Therefore @test_steps should be compliant with all native pytest mechanisms. For exemple you can use decorators such as @pytest.mark.parametrize before or after it in the function decoration order (depending on your desired resulting test order):

@test_steps('step_a', 'step_b')
@pytest.mark.parametrize('i', range(2), ids=lambda i: "i=%i" % i)
def test_suite_p(i):
    # Step A
    print("step a, i=%i" % i)
    assert not False  # replace with your logic
    yield

    # Step B
    print("step b, i=%i" % i)
    assert not False  # replace with your logic
    yield

If you execute it, it correctly executes all the steps for each parameter value:

============================= test session starts =============================
(...)
collected 4 items                                                              

(...)/test_example.py::test_suite_p[i=0-step_a] <- <decorator-gen-3> PASSED [ 25%]
(...)/test_example.py::test_suite_p[i=0-step_b] <- <decorator-gen-3> PASSED [ 50%]
(...)/test_example.py::test_suite_p[i=1-step_a] <- <decorator-gen-3> PASSED [ 75%]
(...)/test_example.py::test_suite_p[i=1-step_b] <- <decorator-gen-3> PASSED [100%]
========================== 4 passed in 0.07 seconds ===========================

f- Using pytest fixtures in generator mode

You can also use fixtures as usual, but special care has to be taken about function-scope fixtures. Let's consider the following example:

usage_counter = 0

@pytest.fixture
def my_fixture():
    """Simple function-scoped fixture that return a new instance each time"""
    global usage_counter
    usage_counter += 1
    print("created my_fixture %s" % usage_counter)
    return usage_counter

@test_steps('step_a', 'step_b')
def test_suite_one_fixture_per_step(my_fixture):
    # Step A
    print("step a")
    assert my_fixture == 1
    yield

    # Step B
    print("step b")
    assert my_fixture == 2  # >> raises an AssertionError because my_fixture = 1 !
    yield

Here, and that can be a bit misleading,

  • pytest will call my_fixture() twice, because there are two pytest function executions, one for each step. So we think that everything is good...
  • ...however the second fixture instance is never be passed to our test code: instead, the my_fixture instance that was passed as argument in the first step will be used by all steps. Therefore we end up having a failure in the test furing step b.

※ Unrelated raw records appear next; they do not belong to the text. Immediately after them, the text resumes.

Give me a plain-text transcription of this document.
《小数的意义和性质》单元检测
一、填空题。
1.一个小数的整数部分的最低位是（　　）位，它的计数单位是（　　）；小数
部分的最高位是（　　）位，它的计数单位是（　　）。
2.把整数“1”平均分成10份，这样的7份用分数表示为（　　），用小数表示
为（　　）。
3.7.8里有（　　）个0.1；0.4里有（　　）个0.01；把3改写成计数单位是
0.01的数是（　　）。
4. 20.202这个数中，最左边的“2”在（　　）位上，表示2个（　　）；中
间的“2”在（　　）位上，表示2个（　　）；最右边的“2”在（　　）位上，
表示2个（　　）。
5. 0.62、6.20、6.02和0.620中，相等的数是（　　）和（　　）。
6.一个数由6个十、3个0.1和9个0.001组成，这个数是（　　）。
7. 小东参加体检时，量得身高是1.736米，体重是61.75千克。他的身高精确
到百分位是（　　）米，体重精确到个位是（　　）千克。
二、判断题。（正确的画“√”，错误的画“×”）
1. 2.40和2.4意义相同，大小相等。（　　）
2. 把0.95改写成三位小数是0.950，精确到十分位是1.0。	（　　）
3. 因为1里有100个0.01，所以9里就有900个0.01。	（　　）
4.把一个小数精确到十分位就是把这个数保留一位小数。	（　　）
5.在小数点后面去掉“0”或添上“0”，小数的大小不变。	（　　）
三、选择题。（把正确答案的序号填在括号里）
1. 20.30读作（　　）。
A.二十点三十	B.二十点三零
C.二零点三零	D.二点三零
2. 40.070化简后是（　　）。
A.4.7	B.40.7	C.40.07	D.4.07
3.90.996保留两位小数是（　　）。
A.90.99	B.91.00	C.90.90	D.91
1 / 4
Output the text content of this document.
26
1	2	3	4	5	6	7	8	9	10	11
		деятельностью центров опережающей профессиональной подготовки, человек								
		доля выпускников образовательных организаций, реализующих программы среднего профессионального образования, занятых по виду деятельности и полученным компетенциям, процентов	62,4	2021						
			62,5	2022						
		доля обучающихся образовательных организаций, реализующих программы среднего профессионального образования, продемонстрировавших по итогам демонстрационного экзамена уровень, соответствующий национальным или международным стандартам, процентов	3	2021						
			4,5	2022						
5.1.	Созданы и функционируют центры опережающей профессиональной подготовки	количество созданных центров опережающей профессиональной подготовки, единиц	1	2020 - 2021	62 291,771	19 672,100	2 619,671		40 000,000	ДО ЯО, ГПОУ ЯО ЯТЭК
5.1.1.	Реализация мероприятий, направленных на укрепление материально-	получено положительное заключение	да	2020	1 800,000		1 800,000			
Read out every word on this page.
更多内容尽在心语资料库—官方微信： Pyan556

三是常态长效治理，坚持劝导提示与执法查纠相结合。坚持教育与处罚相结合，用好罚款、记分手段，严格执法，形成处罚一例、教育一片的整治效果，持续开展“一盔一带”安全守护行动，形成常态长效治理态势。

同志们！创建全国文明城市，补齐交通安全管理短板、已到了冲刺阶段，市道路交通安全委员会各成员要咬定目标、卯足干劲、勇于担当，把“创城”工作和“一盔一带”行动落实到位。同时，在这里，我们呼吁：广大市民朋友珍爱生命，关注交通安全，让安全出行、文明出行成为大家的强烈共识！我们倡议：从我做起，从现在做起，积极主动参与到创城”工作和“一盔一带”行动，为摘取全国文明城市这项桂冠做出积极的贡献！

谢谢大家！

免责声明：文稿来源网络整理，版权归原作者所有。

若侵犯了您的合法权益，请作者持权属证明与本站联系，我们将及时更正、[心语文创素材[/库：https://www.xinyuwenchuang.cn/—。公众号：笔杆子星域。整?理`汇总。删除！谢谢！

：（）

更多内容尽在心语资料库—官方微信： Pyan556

It is possible to circumvent this behaviour by declaring explicitly what you expect:

  • if you would like to share fixture instances across steps, decorate your fixture with @cross_steps_fixture.
  • if you would like each step to have its own fixture instance, decorate your fixture with @one_fixture_per_step.

For example

from pytest_steps import one_fixture_per_step

@pytest.fixture
@one_fixture_per_step
def my_fixture():
    """Simple function-scoped fixture that return a new instance each time"""
    global usage_counter
    usage_counter += 1
    return usage_counter

Each step will now use its own fixture instance and the test will succeed (instance 2 will be available at step b).

When a fixture is decorated with @one_fixture_per_step, the object that is injected in your test function is a transparent proxy of the fixture, so it behaves exactly like the fixture. If for some reason you want to get the "true" inner wrapped object, you can do so using get_underlying_fixture(my_fixture).

2. Usage - "explicit" mode

In "explicit" mode, things are a bit more complex to write but can be easier to understand because it does not use generators, just simple function calls.

a- Basics

Like for the other mode, simply decorate your test function with @test_steps and declare what are the steps that will be performed. In addition, put a test_step parameter in your function, that will receive the current step.

The easiest way to use it is to declare each step as a function:

from pytest_steps import test_steps

def step_a():
    # perform this step ...
    print("step a")
    assert not False  # replace with your logic

def step_b():
    # perform this step
    print("step b")
    assert not False  # replace with your logic

@test_steps(step_a, step_b)
def test_suite_1(test_step):
    # Optional: perform step-specific reasoning, for example to select arguments
    if test_step.__name__ == "step_a":
        print("calling step a")

    # Execute the step by calling the test step function
    test_step()

Note: as shown above, you can perform some reasoning about the step at hand in test_suite_1, by looking at the test_step object.

Custom parameter name

You might want another name than test_step to receive the current step. The test_step_argname argument can be used to change that name.

Variants: other types

This mechanism is actually nothing more than a pytest parameter so it has to requirement on the test_step type. It is therefore possible to use other types, for example to declare the test steps as strings instead of function:

@test_steps('step_a', 'step_b')
def test_suite_2(test_step):
    # Execute the step according to name
    if test_step == 'step_a':
        step_a()
    elif test_step == 'step_b':
        step_b()

...

This has pros and cons:

  • (+) you can declare the test suite before the step functions in the python file (better readability !)
  • (-) you can not use @depends_on to decorate your step functions: you can only rely on shared data container to create dependencies (as explained below)

b- Auto-skip/fail

In this explicit mode all steps are optional/independent by default: each of them will be run, whatever the execution result of others. If you wish to change this, you can use the @depends_on decorator to mark a step as to be automatically skipped or failed if some other steps did not run successfully.

For example:

from pytest_steps import depends_on

def step_a():
    ...

@depends_on(step_a)
def step_b():
    ...

That way, step_b will now be skipped if step_a does not run successfully.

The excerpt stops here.